Capitalist society requires a large commitment to mass market advertisements which is trending more and more towards imagery and less and less towards written or spoken language. This imagery intends to manipulate the emotions and feelings of the viewer in order to achieve a task which could be either selling something or persuading someone to do something. It is not a matter of imagery being meaningless, but rather what meaning is the imagery portraying? A blank sheet of paper still portrays meaning in some sense.
Architecture also conveys meaning through imagery and through materiality. Superficial imagery in architecture could be as simple as the cultural meanings placed on a decorative column for example. Meaning is associated with the column through historical association.
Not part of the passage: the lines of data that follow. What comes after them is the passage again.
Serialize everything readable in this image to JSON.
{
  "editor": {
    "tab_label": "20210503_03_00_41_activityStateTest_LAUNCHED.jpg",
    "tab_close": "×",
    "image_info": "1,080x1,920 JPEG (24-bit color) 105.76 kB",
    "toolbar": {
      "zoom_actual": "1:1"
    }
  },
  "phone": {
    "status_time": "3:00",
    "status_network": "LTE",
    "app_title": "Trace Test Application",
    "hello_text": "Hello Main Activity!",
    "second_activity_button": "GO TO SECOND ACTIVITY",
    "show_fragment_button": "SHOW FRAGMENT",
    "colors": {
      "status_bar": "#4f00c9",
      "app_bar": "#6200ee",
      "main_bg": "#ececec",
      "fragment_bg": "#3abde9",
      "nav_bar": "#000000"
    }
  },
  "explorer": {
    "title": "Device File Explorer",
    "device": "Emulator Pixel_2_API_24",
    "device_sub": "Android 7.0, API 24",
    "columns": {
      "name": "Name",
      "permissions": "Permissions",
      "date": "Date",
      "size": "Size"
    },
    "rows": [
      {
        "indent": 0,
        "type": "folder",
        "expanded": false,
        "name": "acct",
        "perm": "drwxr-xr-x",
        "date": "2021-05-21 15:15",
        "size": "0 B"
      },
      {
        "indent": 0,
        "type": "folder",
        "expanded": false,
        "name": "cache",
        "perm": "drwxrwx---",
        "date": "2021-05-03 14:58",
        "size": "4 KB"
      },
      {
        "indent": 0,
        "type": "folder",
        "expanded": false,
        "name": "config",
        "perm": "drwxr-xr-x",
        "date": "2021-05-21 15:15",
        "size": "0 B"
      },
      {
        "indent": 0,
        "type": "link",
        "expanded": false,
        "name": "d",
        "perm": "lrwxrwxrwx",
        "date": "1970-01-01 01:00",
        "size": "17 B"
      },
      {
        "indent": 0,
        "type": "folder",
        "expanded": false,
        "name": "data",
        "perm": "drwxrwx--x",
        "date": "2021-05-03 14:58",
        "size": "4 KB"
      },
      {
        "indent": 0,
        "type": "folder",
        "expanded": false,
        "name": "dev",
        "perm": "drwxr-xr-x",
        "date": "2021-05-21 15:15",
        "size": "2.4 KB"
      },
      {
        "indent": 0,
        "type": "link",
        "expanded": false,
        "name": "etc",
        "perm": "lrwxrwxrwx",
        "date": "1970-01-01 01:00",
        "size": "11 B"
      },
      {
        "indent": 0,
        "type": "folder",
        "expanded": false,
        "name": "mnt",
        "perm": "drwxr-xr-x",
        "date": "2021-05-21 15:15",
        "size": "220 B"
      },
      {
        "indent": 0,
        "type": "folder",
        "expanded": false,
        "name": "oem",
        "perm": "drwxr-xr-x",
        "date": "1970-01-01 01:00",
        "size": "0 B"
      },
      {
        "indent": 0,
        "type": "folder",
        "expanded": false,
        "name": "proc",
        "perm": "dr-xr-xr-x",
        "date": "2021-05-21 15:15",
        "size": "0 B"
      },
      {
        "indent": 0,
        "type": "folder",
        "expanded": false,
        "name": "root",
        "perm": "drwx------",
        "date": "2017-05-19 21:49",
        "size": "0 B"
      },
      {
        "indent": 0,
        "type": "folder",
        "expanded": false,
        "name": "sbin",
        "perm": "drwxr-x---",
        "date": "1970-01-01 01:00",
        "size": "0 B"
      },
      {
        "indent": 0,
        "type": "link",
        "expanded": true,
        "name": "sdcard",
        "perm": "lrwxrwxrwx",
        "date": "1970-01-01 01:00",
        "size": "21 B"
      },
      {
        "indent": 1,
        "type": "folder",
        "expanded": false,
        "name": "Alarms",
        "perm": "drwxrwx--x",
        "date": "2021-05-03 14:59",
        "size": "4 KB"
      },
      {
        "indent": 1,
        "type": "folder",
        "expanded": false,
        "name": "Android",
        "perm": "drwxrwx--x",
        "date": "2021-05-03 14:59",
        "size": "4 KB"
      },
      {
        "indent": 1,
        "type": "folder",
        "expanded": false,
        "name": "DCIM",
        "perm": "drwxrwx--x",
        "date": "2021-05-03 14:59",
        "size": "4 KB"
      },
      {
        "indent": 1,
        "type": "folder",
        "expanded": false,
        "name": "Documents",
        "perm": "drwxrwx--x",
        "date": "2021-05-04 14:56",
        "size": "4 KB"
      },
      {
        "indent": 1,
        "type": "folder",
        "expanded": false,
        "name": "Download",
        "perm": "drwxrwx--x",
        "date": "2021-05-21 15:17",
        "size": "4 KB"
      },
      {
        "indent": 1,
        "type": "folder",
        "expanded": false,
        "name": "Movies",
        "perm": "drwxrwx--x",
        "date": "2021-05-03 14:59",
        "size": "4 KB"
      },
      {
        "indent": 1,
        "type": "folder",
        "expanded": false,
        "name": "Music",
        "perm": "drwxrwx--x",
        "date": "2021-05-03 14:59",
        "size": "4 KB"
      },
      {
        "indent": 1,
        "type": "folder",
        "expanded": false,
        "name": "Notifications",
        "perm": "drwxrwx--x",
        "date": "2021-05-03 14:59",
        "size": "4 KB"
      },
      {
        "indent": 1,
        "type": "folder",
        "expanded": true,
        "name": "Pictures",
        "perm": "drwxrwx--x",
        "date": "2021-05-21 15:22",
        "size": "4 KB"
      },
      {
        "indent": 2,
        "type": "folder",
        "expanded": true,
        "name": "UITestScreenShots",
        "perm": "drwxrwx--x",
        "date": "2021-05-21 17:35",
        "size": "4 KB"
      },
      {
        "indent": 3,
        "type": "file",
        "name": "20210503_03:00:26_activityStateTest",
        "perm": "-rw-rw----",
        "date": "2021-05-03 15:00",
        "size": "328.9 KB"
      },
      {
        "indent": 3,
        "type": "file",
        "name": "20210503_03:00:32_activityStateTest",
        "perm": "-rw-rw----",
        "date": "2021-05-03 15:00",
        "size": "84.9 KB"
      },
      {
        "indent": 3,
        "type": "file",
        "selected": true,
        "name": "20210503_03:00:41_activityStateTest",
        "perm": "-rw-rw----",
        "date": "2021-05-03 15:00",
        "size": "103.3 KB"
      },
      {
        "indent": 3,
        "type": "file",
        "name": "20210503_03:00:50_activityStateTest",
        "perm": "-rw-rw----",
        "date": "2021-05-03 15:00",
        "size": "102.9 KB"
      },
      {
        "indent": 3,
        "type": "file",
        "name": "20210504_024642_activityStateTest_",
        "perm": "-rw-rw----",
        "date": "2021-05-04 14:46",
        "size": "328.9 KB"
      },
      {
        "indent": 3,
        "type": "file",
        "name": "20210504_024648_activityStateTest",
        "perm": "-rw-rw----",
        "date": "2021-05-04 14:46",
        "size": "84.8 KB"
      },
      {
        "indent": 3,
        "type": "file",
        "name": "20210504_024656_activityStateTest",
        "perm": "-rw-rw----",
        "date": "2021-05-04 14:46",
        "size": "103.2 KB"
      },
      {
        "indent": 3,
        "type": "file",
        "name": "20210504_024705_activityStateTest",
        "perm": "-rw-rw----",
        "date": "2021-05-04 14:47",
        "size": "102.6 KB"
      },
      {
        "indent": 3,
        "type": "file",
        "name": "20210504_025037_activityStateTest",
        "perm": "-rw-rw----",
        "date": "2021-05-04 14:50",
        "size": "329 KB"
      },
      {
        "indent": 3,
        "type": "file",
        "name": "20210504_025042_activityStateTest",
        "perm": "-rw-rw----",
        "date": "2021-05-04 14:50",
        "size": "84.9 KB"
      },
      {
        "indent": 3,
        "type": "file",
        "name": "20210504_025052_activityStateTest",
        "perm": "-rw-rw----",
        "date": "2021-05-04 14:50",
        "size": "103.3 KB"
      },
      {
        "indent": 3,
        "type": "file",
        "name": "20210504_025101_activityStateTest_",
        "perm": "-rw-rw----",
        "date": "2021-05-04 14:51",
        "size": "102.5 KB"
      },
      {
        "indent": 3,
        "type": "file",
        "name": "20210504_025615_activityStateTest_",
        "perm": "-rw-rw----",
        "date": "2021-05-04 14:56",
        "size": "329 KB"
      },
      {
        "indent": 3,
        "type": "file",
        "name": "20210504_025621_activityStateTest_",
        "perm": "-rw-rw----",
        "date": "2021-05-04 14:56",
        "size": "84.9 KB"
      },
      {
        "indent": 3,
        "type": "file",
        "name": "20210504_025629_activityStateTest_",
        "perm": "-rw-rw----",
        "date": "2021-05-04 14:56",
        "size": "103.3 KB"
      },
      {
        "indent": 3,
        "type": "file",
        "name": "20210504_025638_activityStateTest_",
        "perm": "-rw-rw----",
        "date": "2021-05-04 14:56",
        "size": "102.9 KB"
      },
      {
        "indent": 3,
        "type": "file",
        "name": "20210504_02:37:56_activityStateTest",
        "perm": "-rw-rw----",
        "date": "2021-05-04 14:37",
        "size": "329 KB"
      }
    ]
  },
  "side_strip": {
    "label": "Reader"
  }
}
In a typical suburban house for example, the column is merely a covering over a much simpler post which is doing the structural work. Superficial. In some way this intends to manipulate our feelings and emotions and convince us of a certain social standing of the people living in the house. Superficial.
The IIT student center in Chicago plays the same game. Walking into the student center there is an immediate reaction to the space through your senses.
Coffee is brewing at the coffee shop to the right and the smell is wafting through the space making me want to buy one. Superficial.
The space is exceptionally noisy, not from the elevated train passing above, but from the abundance of activity occurring under the low ceiling height and all of it adds up to meaningless background noise. Superficial.
Visually the compilation of materials (unfinished green board on the ceiling, aluminum tile on the floor, glass, concrete, oddly painted stucco) confuses the composition of the building and makes a person feel lost. Superficial.
Contrast this to Crown Hall just one block away.
Visually the building is a blank canvas allowing the exterior to with the interior yet still clearly defining an interior space.
There is limited noise within the space which in turn encourages you to reduce your own noise; it is self-perpetuating.
The ambient smell is largely unnoticeable causing you to realize your own smell (good or bad) or that of your immediate surroundings.
The texture of the materials is extremely smooth and causes you to realize the landscape of your own hand; for instance where the calluses are.
The subject of this argument is experience. Specifically, the subject of the experience is the subject of the argument. The IIT student center imposes an experience on you. A heroic image of Mies Van Der Rohe covers one entryway to the building. IIT clothing is displayed in the storefronts of the bookstore; not the books which are the basis for the educational experience. Everywhere you turn there is something to buy. The building could not serve as anything other than a shopping center in today’s society. Crown Hall however, could be anything. The power of the building is in the ability to draw attention to the individual person. It is an introspective and personal experience. I am more aware of myself and my feelings through the interaction of the five senses. The materials are the medium through which this happens.